Corriere del Veneto (Vicenza e Bassano)
Padova-Cambridge e ritorno «Ricerca d’eccellenza anche in Italia ma tocca ingegnarsi a cercare fondi»
La prima volta ha pubblicato su Nature. Aveva a 27 anni. Poi su Science e Cell. Se lo sono litigato Harvard e Cambridge. Ha vinto Cambridge dov’è rimasto per 4 anni. Poi, però, è tornato. Graziano Martello ha 39 anni (li compie il primo aprile ma su una carriera così c’è poco da scherzare) ed è professore associato di Istologia al Dipartimento di Medicina Molecolare dell’Università di Padova, ricercatore Telethon ma, soprattutto, ha un suo laboratorio. Un laboratorio avviato con un milione di dollari concessi dalla Fondazione Armenise, soggetto italianissimo ma che per le selezioni di una sola borsa l’anno per il rientro dei cervelli in Italia, si avvale delle selezioni di Harvard. In quei mesi vince anche una borsa di Telethon.
Ci racconta perché ha lasciato l’Italia dopo un brillante dottorato a Padova?
«Dopo la laurea in biotecnologie mediche e il dottorato in embriologia sempre a Padova volevo ampliare le mie competenze. Non si tratta di essere esterofili, un aspetto fondamentale per la carriera di un ricercatore è lavorare fuori».
E’ partito già con l’idea di tornare?
«Non ne ero certo ma ci speravo. Anche per un senso di responsabilità. La formazione avuta qui a costo quasi zero è assolutamente competitiva e mi piace pensare di poter contribuire ora che sono tornato».
La volevano ad Harvard e a Cambridge, perché ha scelto l’Inghilterra?
«Mi è piaciuto di più l’ambiente, è un piccolo paese nella campagna inglese con una densità di università e centri di ricerca incredibile. Si gira solo in bicicletta ma sai che hai a portata di mano premi Nobel».
Dubbio per tornare?
«No, Cambridge mi è servita a rivalutare la qualità della vita e del sistema italiano».
Su cosa lavora?
«Studiamo le cellule staminali cellule staminali pluripotenti, paragonabili all’embrione, così indifferenziate che possono dare origine a leucociti come a neuroni. Fra i filoni di studio ora ci sono le malattie neurodegenerative e la leucemia».
Il prossimo passo?
«Avvicinare una casa farmaceutica per passare a un livello successivo di ricerca ma la Glaxo si è trasferita da Verona alla Croazia...».
I finanziamenti sono una nota dolente?
«Ci si deve ingegnare, abbiamo appena vinto quella che chiamano la Champions league della ricerca, la borsa europea ERC che coprirà il lavoro del laboratorio per altri 5 anni con 1,5 milioni di euro.
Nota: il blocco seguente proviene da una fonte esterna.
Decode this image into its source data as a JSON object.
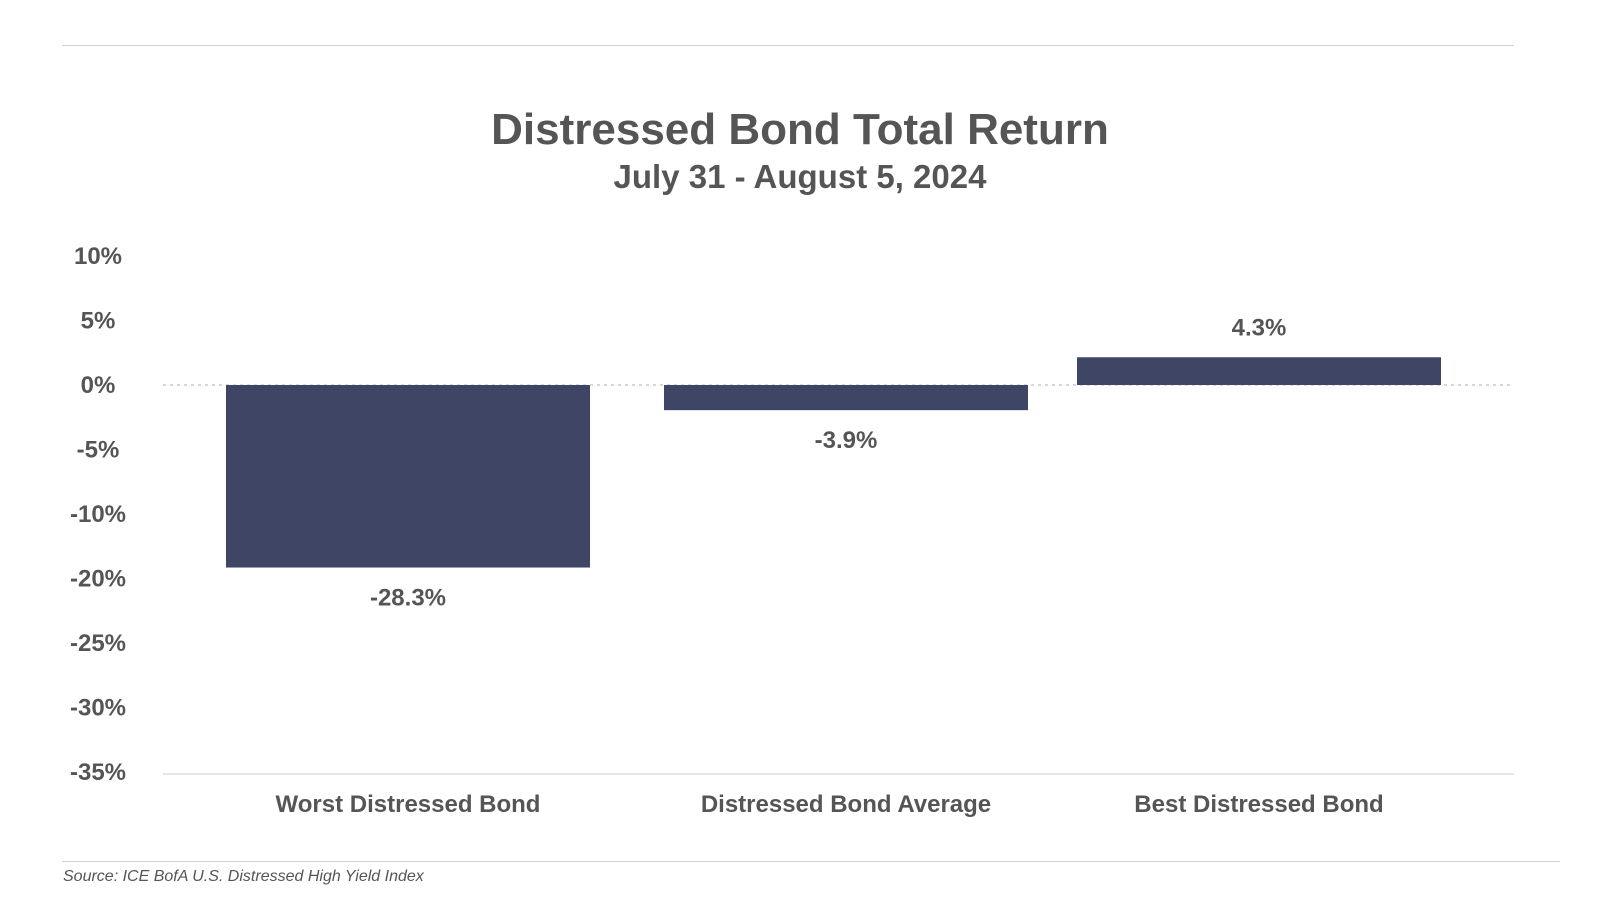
{
  "chart_data": {
    "type": "bar",
    "title": "Distressed Bond Total Return",
    "subtitle": "July 31 - August 5, 2024",
    "categories": [
      "Worst Distressed Bond",
      "Distressed Bond Average",
      "Best Distressed Bond"
    ],
    "values": [
      -28.3,
      -3.9,
      4.3
    ],
    "data_labels": [
      "-28.3%",
      "-3.9%",
      "4.3%"
    ],
    "y_ticks": [
      "10%",
      "5%",
      "0%",
      "-5%",
      "-10%",
      "-20%",
      "-25%",
      "-30%",
      "-35%"
    ],
    "xlabel": "",
    "ylabel": "",
    "grid": false,
    "legend": "none",
    "bar_color": "#3e4565",
    "zero_line": "dotted"
  },
  "source": "Source: ICE BofA U.S. Distressed High Yield Index"
}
Poi, sui fondi pubblici, pochi o tanti che siano, in Italia penalizza la non continuità degli stanziamenti, il Prin salta un paio d’anni poi, forse, ritorna, così non si può pianificare».
Le avanza tempo per fare altro?
«Suono con la Big band Unipd e sì, confesso, incarno lo stereotipo dello scienziato nerd: serate con gli amici a vedere film di fantascienza. E, naturalmente, cerco di essere un bravo zio».